A narrative formulation of the person's personal history is jointly generated to provide a sense of the emergence, maintenance and links amongst different problems at hand. The patient is at the heart of the recovery process. There is evidence that developing such a narrative formation is a therapeutic process in itself and an essential aspect of recovery. Thoughts and beliefs can be examined for their truth by questioning. “Socratic questioning” can be used to encourage the probing of evidence, reason, and rationale. For example, a patient who believed that he was under surveillance was asked to give a rationale for his belief. The CBT therapist used questions to explore the individual's reasoning (eg, “How do you know that is happening?,” “Can you give me an example of that?,” “What do you think causes this to happen?,” “When you think it through now, are these reasons good enough?”).    

 

Another technique commonly employed in CBT is “reality testing” where a patient will be encouraged to actively find evidence to test the reality base of a belief or assumption; a process which is done in collaboration with the therapist. For example, a person who believes in the existence of giant moths that will eat people might be encouraged to find some evidence-based information about moths and discover that these insects tend only to live for approximately 1–2 weeks and would be unable to bite a human as they have no teeth!  

 

Behavioral experiments” are another method frequently utilized in CBT whereby a “scientific experiment” can be set up to test a specific prediction.

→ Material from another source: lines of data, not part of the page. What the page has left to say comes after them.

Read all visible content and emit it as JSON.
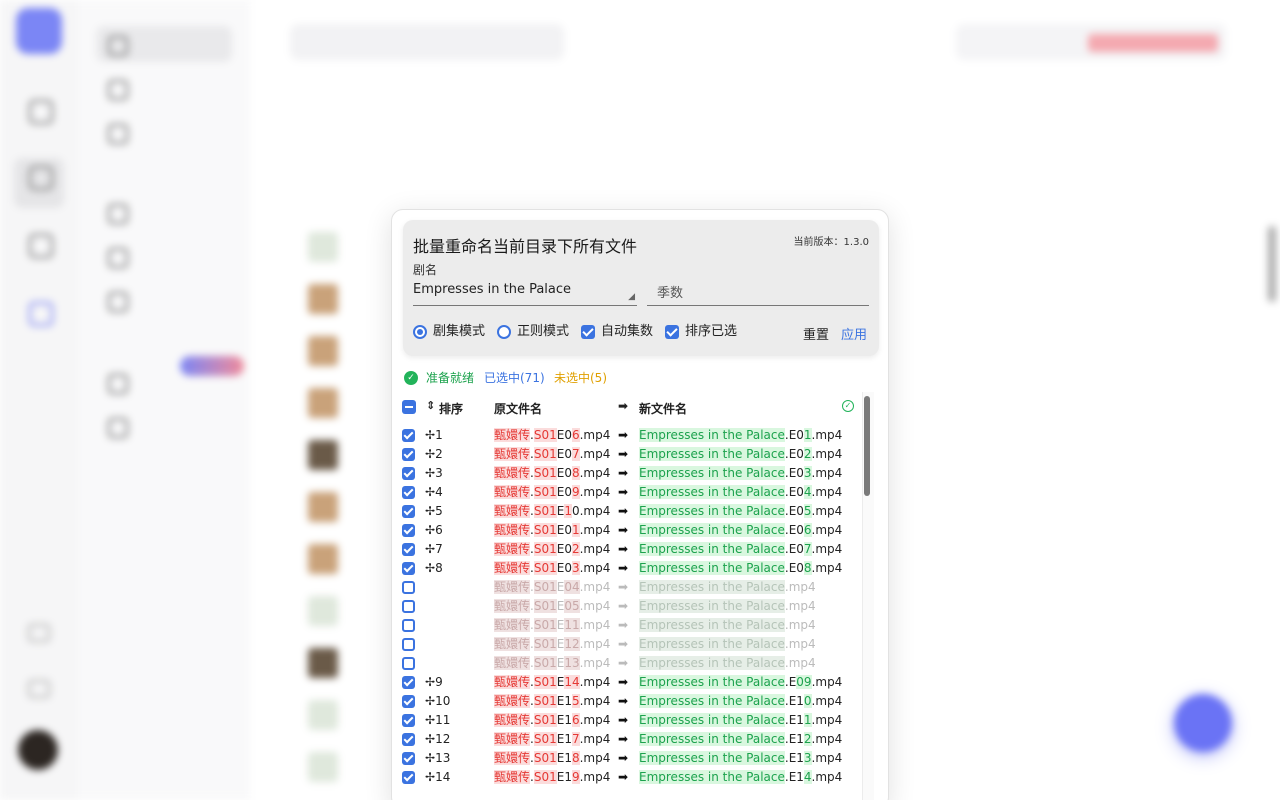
{
  "modal": {
    "title": "批量重命名当前目录下所有文件",
    "version": "当前版本：1.3.0",
    "drama_label": "剧名",
    "drama_value": "Empresses in the Palace",
    "season_placeholder": "季数",
    "options": {
      "episode_mode": "剧集模式",
      "regex_mode": "正则模式",
      "auto_episode": "自动集数",
      "sort_selected": "排序已选"
    },
    "reset": "重置",
    "apply": "应用",
    "status": {
      "ready": "准备就绪",
      "selected": "已选中(71)",
      "unselected": "未选中(5)"
    },
    "headers": {
      "sort": "排序",
      "original": "原文件名",
      "new": "新文件名"
    },
    "rows": [
      {
        "checked": true,
        "idx": "1",
        "o1": "甄嬛传",
        "o2": ".",
        "o3": "S01",
        "o4": "E0",
        "o5": "6",
        "o6": ".mp4",
        "n1": "Empresses in the Palace",
        "n2": ".E0",
        "n3": "1",
        "n4": ".mp4"
      },
      {
        "checked": true,
        "idx": "2",
        "o1": "甄嬛传",
        "o2": ".",
        "o3": "S01",
        "o4": "E0",
        "o5": "7",
        "o6": ".mp4",
        "n1": "Empresses in the Palace",
        "n2": ".E0",
        "n3": "2",
        "n4": ".mp4"
      },
      {
        "checked": true,
        "idx": "3",
        "o1": "甄嬛传",
        "o2": ".",
        "o3": "S01",
        "o4": "E0",
        "o5": "8",
        "o6": ".mp4",
        "n1": "Empresses in the Palace",
        "n2": ".E0",
        "n3": "3",
        "n4": ".mp4"
      },
      {
        "checked": true,
        "idx": "4",
        "o1": "甄嬛传",
        "o2": ".",
        "o3": "S01",
        "o4": "E0",
        "o5": "9",
        "o6": ".mp4",
        "n1": "Empresses in the Palace",
        "n2": ".E0",
        "n3": "4",
        "n4": ".mp4"
      },
      {
        "checked": true,
        "idx": "5",
        "o1": "甄嬛传",
        "o2": ".",
        "o3": "S01",
        "o4": "E",
        "o5": "1",
        "o6": "0.mp4",
        "n1": "Empresses in the Palace",
        "n2": ".E0",
        "n3": "5",
        "n4": ".mp4"
      },
      {
        "checked": true,
        "idx": "6",
        "o1": "甄嬛传",
        "o2": ".",
        "o3": "S01",
        "o4": "E0",
        "o5": "1",
        "o6": ".mp4",
        "n1": "Empresses in the Palace",
        "n2": ".E0",
        "n3": "6",
        "n4": ".mp4"
      },
      {
        "checked": true,
        "idx": "7",
        "o1": "甄嬛传",
        "o2": ".",
        "o3": "S01",
        "o4": "E0",
        "o5": "2",
        "o6": ".mp4",
        "n1": "Empresses in the Palace",
        "n2": ".E0",
        "n3": "7",
        "n4": ".mp4"
      },
      {
        "checked": true,
        "idx": "8",
        "o1": "甄嬛传",
        "o2": ".",
        "o3": "S01",
        "o4": "E0",
        "o5": "3",
        "o6": ".mp4",
        "n1": "Empresses in the Palace",
        "n2": ".E0",
        "n3": "8",
        "n4": ".mp4"
      },
      {
        "checked": false,
        "idx": "",
        "o1": "甄嬛传",
        "o2": ".",
        "o3": "S01",
        "o4": "E",
        "o5": "04",
        "o6": ".mp4",
        "n1": "Empresses in the Palace",
        "n2": "",
        "n3": "",
        "n4": ".mp4"
      },
      {
        "checked": false,
        "idx": "",
        "o1": "甄嬛传",
        "o2": ".",
        "o3": "S01",
        "o4": "E",
        "o5": "05",
        "o6": ".mp4",
        "n1": "Empresses in the Palace",
        "n2": "",
        "n3": "",
        "n4": ".mp4"
      },
      {
        "checked": false,
        "idx": "",
        "o1": "甄嬛传",
        "o2": ".",
        "o3": "S01",
        "o4": "E",
        "o5": "11",
        "o6": ".mp4",
        "n1": "Empresses in the Palace",
        "n2": "",
        "n3": "",
        "n4": ".mp4"
      },
      {
        "checked": false,
        "idx": "",
        "o1": "甄嬛传",
        "o2": ".",
        "o3": "S01",
        "o4": "E",
        "o5": "12",
        "o6": ".mp4",
        "n1": "Empresses in the Palace",
        "n2": "",
        "n3": "",
        "n4": ".mp4"
      },
      {
        "checked": false,
        "idx": "",
        "o1": "甄嬛传",
        "o2": ".",
        "o3": "S01",
        "o4": "E",
        "o5": "13",
        "o6": ".mp4",
        "n1": "Empresses in the Palace",
        "n2": "",
        "n3": "",
        "n4": ".mp4"
      },
      {
        "checked": true,
        "idx": "9",
        "o1": "甄嬛传",
        "o2": ".",
        "o3": "S01",
        "o4": "E",
        "o5": "14",
        "o6": ".mp4",
        "n1": "Empresses in the Palace",
        "n2": ".E",
        "n3": "09",
        "n4": ".mp4"
      },
      {
        "checked": true,
        "idx": "10",
        "o1": "甄嬛传",
        "o2": ".",
        "o3": "S01",
        "o4": "E1",
        "o5": "5",
        "o6": ".mp4",
        "n1": "Empresses in the Palace",
        "n2": ".E1",
        "n3": "0",
        "n4": ".mp4"
      },
      {
        "checked": true,
        "idx": "11",
        "o1": "甄嬛传",
        "o2": ".",
        "o3": "S01",
        "o4": "E1",
        "o5": "6",
        "o6": ".mp4",
        "n1": "Empresses in the Palace",
        "n2": ".E1",
        "n3": "1",
        "n4": ".mp4"
      },
      {
        "checked": true,
        "idx": "12",
        "o1": "甄嬛传",
        "o2": ".",
        "o3": "S01",
        "o4": "E1",
        "o5": "7",
        "o6": ".mp4",
        "n1": "Empresses in the Palace",
        "n2": ".E1",
        "n3": "2",
        "n4": ".mp4"
      },
      {
        "checked": true,
        "idx": "13",
        "o1": "甄嬛传",
        "o2": ".",
        "o3": "S01",
        "o4": "E1",
        "o5": "8",
        "o6": ".mp4",
        "n1": "Empresses in the Palace",
        "n2": ".E1",
        "n3": "3",
        "n4": ".mp4"
      },
      {
        "checked": true,
        "idx": "14",
        "o1": "甄嬛传",
        "o2": ".",
        "o3": "S01",
        "o4": "E1",
        "o5": "9",
        "o6": ".mp4",
        "n1": "Empresses in the Palace",
        "n2": ".E1",
        "n3": "4",
        "n4": ".mp4"
      }
    ]
  },
  "colors": {
    "accent": "#3b73e0",
    "ready": "#1ca24d",
    "unselected": "#e0a000",
    "highlight_red": "#e53935",
    "highlight_green": "#1ca24d"
  }
}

For example, a person who believes that his next door neighbor is communicating threats to him by coughing might set up an experiment in which he watches a television program to test alternative predictions that there are other reasons why people cough. The CBT therapist will facilitate the patient in developing awareness of how people might cough due to smoking, allergy, or a chest infection. Once the patient can see that the people on the TV are possibly coughing for other reasons, the patient can then begin to be explore the local environment, and the reality of the patient's ideas specifically about his or her neighbor's coughing can be explored. (Tai & Turkington, 2009; Kingdon, Turkington & Welden, 2008.

 

Cognitive therapy has dynamically improved the most neurologically impaired, poorly functioning schizophrenic patients. Researchers from the Perelman School of Medicine at the University of Pennsylvania have shown that a psychosocial treatment can significantly improve daily functioning and quality of life in the lowest-functioning cases of schizophrenia. Aaron Beck, Paul Grant, Oct. 3, 2011.